- First tankōbon volume cover, featuring Rune (left) and Fuuta Okeya (right)

スピリットサークル (Supiritto Sākuru)
- Genre: Science fantasy; Supernatural;
- Written by: Satoshi Mizukami
- Published by: Shōnen Gahōsha
- English publisher: NA: Seven Seas Entertainment; Manga Planet (digital); ;
- Imprint: Young King Comics
- Magazine: Young King OURs
- Original run: May 30, 2012 – March 30, 2016
- Volumes: 6
- Anime and manga portal

= Spirit Circle =

Japanese manga series

Spirit Circle (スピリットサークル, Supiritto Sākuru) is a Japanese manga series written and illustrated by Satoshi Mizukami. It was serialized in Shōnen Gahōsha's seinen manga magazine Young King OURs from May 2012 to March 2016, with its chapters collected in six tankōbon volumes. The manga received a digital simultaneous publication release in English by Crunchyroll Manga, while Seven Seas Entertainment later licensed the series for a print release.

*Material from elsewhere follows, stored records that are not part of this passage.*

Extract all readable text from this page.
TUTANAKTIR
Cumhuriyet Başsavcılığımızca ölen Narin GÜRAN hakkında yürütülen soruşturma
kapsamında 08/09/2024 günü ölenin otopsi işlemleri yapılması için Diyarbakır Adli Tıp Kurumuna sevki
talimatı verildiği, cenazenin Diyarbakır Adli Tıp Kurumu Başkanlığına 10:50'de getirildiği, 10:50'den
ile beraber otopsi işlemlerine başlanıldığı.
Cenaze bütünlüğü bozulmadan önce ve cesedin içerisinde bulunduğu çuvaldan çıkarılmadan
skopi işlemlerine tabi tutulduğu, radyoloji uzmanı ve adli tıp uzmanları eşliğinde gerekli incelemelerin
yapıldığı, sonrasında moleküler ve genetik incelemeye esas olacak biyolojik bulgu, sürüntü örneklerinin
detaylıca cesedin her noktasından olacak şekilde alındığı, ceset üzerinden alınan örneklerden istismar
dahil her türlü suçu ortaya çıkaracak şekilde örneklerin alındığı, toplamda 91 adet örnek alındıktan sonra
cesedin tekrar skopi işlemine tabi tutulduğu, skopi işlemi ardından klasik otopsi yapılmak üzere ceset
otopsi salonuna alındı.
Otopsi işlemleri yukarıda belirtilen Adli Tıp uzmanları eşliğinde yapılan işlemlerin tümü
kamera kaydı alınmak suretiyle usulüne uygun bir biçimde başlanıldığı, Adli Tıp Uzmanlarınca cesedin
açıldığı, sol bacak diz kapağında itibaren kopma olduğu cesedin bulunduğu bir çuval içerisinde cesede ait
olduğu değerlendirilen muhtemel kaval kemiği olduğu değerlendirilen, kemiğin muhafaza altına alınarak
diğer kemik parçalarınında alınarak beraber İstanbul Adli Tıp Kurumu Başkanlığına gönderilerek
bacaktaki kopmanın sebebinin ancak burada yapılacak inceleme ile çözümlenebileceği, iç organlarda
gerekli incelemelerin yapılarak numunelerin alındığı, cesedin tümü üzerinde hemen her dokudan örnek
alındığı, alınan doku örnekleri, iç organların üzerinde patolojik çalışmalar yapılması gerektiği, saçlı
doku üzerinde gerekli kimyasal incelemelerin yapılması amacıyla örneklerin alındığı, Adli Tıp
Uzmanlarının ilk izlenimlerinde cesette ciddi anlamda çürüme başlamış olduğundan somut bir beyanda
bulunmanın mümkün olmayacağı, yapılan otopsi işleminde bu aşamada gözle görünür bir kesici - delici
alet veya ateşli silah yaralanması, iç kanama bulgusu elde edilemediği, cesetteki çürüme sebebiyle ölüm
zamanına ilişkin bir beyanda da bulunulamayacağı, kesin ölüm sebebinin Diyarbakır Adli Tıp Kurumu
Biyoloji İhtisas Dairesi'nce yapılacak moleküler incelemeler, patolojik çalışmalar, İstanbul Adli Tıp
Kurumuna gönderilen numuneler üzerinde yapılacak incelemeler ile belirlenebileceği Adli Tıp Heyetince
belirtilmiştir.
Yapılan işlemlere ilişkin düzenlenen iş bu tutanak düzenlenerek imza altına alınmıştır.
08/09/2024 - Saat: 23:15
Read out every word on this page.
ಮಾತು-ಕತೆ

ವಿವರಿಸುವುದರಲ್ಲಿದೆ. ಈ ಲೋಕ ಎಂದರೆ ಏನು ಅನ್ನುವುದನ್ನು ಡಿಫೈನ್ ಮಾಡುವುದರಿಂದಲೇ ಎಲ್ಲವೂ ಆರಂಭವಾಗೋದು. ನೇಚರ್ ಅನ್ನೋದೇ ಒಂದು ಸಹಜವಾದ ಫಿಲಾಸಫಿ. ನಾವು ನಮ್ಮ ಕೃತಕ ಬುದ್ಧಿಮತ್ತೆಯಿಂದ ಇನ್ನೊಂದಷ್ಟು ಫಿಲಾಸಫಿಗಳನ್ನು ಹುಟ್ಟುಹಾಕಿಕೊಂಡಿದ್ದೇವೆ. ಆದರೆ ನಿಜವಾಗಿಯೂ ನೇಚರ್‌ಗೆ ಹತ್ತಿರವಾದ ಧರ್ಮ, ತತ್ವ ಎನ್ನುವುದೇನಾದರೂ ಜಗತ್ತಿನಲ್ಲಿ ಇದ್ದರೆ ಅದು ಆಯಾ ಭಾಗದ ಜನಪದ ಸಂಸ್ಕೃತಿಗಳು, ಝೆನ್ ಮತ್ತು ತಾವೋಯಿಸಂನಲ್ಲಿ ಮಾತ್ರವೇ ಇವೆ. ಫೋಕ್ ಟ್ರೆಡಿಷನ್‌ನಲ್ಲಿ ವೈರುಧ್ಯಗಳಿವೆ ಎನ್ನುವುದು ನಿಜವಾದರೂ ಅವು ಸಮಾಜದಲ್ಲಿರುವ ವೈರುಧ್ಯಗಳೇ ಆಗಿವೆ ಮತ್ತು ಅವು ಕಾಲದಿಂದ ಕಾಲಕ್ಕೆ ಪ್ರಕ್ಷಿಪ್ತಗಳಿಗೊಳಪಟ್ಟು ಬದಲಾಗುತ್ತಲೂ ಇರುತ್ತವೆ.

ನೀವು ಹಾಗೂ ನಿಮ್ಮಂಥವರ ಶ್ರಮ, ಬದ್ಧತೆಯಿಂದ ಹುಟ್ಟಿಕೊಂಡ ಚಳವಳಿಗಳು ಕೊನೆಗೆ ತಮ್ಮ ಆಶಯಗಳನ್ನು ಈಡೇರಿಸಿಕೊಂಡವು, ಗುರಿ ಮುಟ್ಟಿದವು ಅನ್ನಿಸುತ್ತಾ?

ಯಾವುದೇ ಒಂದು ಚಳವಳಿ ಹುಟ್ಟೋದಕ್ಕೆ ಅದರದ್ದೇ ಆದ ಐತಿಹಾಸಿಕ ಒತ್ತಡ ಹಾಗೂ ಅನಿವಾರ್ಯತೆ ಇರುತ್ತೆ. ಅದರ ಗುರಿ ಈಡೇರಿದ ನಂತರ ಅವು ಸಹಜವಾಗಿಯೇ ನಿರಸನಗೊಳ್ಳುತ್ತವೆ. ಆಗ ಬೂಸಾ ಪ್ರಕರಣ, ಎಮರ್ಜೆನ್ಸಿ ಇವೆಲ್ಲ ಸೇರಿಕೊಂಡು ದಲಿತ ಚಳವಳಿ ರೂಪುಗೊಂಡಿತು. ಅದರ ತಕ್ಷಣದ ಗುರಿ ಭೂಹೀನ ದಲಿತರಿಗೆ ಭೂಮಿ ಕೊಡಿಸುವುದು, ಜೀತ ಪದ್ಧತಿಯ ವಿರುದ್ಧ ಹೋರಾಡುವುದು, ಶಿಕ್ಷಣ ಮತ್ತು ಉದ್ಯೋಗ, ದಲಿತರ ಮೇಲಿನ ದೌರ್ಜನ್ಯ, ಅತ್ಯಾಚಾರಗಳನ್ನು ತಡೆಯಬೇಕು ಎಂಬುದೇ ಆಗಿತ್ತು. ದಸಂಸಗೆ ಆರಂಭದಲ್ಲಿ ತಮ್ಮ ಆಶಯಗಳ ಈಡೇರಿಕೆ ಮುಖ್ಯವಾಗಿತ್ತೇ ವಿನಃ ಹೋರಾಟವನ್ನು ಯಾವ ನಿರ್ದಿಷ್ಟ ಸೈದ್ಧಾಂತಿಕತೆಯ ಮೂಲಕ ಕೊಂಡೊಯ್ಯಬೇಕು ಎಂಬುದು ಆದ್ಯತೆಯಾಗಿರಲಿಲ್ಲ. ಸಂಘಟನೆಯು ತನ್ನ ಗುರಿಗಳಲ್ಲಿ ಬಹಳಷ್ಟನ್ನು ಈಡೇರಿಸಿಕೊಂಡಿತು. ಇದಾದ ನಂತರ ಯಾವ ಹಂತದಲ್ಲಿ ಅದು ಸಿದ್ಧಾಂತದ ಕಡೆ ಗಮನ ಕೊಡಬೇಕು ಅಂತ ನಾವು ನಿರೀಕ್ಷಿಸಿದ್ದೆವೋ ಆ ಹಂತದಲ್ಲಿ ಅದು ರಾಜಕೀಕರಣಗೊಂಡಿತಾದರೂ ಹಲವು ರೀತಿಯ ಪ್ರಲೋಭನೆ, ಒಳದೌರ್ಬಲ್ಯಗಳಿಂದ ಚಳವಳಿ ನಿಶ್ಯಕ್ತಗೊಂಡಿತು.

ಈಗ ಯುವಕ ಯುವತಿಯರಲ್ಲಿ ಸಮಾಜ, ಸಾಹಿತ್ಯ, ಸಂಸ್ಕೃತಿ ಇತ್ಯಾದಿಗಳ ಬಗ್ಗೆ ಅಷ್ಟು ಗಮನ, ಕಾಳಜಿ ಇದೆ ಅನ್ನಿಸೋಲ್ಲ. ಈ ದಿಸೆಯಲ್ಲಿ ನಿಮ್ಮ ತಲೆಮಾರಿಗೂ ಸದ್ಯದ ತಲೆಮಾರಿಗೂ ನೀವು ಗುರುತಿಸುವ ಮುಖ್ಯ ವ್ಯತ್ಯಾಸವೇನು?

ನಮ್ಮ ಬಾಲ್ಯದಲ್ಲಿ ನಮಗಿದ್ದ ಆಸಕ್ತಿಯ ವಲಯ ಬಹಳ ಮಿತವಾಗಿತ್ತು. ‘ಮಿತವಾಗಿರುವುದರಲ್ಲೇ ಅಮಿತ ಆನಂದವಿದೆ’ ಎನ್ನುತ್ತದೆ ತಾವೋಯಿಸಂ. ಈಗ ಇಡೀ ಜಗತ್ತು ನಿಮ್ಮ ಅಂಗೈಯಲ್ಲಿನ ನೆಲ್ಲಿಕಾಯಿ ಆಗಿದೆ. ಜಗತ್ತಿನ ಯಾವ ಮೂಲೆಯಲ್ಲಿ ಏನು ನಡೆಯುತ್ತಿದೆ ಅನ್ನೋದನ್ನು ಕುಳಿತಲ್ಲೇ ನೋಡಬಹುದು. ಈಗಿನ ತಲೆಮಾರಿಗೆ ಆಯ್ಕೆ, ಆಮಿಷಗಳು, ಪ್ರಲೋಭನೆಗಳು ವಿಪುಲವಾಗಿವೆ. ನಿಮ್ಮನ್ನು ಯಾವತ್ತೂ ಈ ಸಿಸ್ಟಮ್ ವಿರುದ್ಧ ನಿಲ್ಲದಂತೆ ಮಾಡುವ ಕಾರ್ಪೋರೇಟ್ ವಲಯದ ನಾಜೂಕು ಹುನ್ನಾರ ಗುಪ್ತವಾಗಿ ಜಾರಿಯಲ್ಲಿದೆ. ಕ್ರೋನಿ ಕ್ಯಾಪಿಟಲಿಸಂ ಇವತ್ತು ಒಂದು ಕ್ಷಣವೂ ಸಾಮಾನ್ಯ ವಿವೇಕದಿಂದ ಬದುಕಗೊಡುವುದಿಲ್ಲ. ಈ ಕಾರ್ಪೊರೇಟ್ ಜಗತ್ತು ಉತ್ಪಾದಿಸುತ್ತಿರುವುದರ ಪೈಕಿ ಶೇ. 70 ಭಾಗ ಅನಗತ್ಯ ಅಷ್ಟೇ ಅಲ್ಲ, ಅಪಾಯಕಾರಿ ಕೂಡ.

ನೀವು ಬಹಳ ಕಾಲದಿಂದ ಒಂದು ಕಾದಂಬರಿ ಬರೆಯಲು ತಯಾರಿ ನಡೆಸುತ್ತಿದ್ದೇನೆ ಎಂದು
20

By 2022, Spirit Circle had sold 250,000 physical copies.

==Plot==
Fuuta Okeya is a high school student who can see ghosts and has a strange mark on his cheek that he hides. When Kouko Ishigami, a new student, arrives in his class with a scar on her forehead and accompanied by a ghost named East, Fuuta's tranquillity ends. After a failed attempt by Fuuta to make friends with Kouko and after she sees his mark, Kouko declares him to be her enemy, attacking him with a mysterious spiritual circle made of flames. The hostilities between the two date back to their reincarnation, and Fuuta will have to discover his past and his links with Kouko, East, and Rune, the spirit of a girl who suddenly appears.

==Characters==
- Fuuta Okeya (桶屋 風太, Okeya Fūta)
 A fourteen-year-old with the ability to see and communicate with ghosts.
- Kouko Ishigami (石神 鉱子, Ishigami Kōko)
 Fuuta's deadly enemy. She recovered her past life's memory after a car accident that left a scar on her forehead.

==Publication==
Written and illustrated by Satoshi Mizukami, Spirit Circle was serialized in Shōnen Gahōsha's seinen manga magazine Young King OURs from May 30, 2012, to March 30, 2016. Shōnen Gahōsha collected its chapters in six tankōbon volumes, released from December 10, 2012, to June 10, 2016.

The manga was first licensed for a simultaneous publication in English by Crunchyroll Manga in 2014. In January 2017, Seven Seas Entertainment announced that they had licensed the manga for English release in North America. Manga Planet added the series to its digital service in May 2020.

===Volumes===

| No. | Original release date | Original ISBN | English release date | English ISBN |
|---|---|---|---|---|
| 1 | December 10, 2012 | 978-4-7859-3983-0 | October 10, 2017 | 978-1-626926-01-1 |
| 2 | July 30, 2013 | 978-4-7859-5097-2 | January 9, 2018 | 978-1-626926-80-6 |
| 3 | April 3, 2014 | 978-4-7859-5255-6 | April 17, 2018 | 978-1-626927-29-2 |
| 4 | November 29, 2014 | 978-4-7859-5433-8 | July 10, 2018 | 978-1-626928-32-9 |
| 5 | August 29, 2015 | 978-4-7859-5433-8 | October 9, 2018 | 978-1-626929-24-1 |
| 6 | June 10, 2016 | 978-4-7859-5793-3 | January 8, 2019 | 978-1-626929-86-9 |

==Reception==
Spirit Circle was nominated for the 48th Seiun Award in the comic category in 2017.

By 2022, the manga had sold 250,000 physical copies.